Trying to understand geographic data from social media information is one important goal for researchers in recent years. But how can we obtain that geographic information from sources that are principally texts and pictures? In this research we try to answer that question, in that context, the main goal of this research is to make social media data a source from geographic information that could be used for several researching and decision making.
There has been some approaches to the main question by using social media data, for example, some researches tried to use geotagged pictures to find some spatial patterns of sentiments with photos from Instagram and Flickr. Another approach is using Named Entity Recognition (NER) to process TripAdvisor comments reviews using the text contents. In the case of twitter data, there has been 3 principal approaches to the matter: 1) Use the metadata of the information (as they call geo-tagged tweets); 2) Inferring the geographic location of the tweet using a combination of metadata, profile data and making predictions based on the language of the texts available in the content being able to summarize a location of the origin of the tweet, and finally, 3) one of the most common approach by using techniques as NER.
Except for a few cases of work with data from Indonesia, China and India and focused to the local languages, most of the work in this task has been in the English language or has used another approach like taking the words from the original language and translating it to English with automated translation methods. Is in this context than a necessity of working with models that can be trained to use NER approaches in Spanish language specifically for Spanish in Colombia has reached, and to make the testing task with twitter data of Spanish tweets of Colombia could be useful to contribute growing the NER tasks focused on identifying location in short texts as tweets. Furthermore, NER tasks are too general to named entities, so they are useful to find names, location, roles and organization, in this case, the main focus of this process is to use it focused in Locations.
To achieve that goal, the exploration of NER methods has been taking place by exploring some supervised trained models for this task, first, testing some of the available as Stanford NER and Spacy library NER and comparing it with the results of a trained supervised NER model using Colombian Spanish and Colombian toponyms.
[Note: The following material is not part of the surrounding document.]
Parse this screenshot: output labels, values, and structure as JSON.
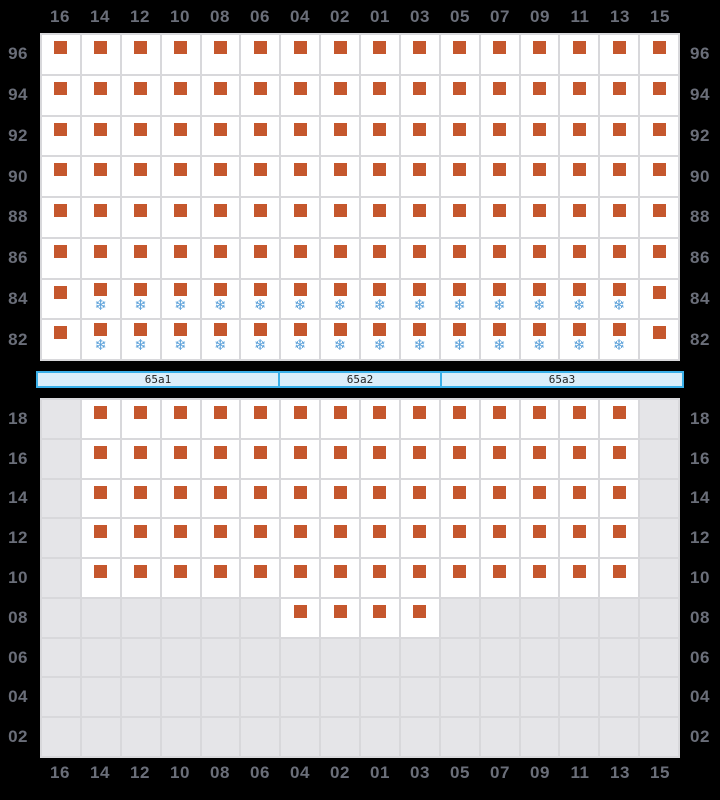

In this way we can see the improvements of the NER tasks in the recognition of locations for this specific case. By comparing the methodological approaches, and by generating the corresponding models we could say this approach of a Colombian Language NER is a big contribution in several fields: 1) the researching in NER tasks of the scientific community interested in NLP process and 2) the spatial humanities, geography community and institutions that can take another huge geographic information resource to further researching and decision making towards the geo-spatial understanding on the world.
As this work is part of a bigger effort to understand the geographical space in Colombia with the use of data presented in texts (short texts in the case of twitter) processed with NLP, testing NER tasks with Colombian Spanish to extract geographic locations is one of the first steps of the work, so that is why the future work will be related to use different approaches of unsupervised training as topic modeling and finally, trying to summarize that extraction with some topic and sentiment analysis in the tweets, all of this in an effort to contribute to the spatial humanities and digital humanities approaches.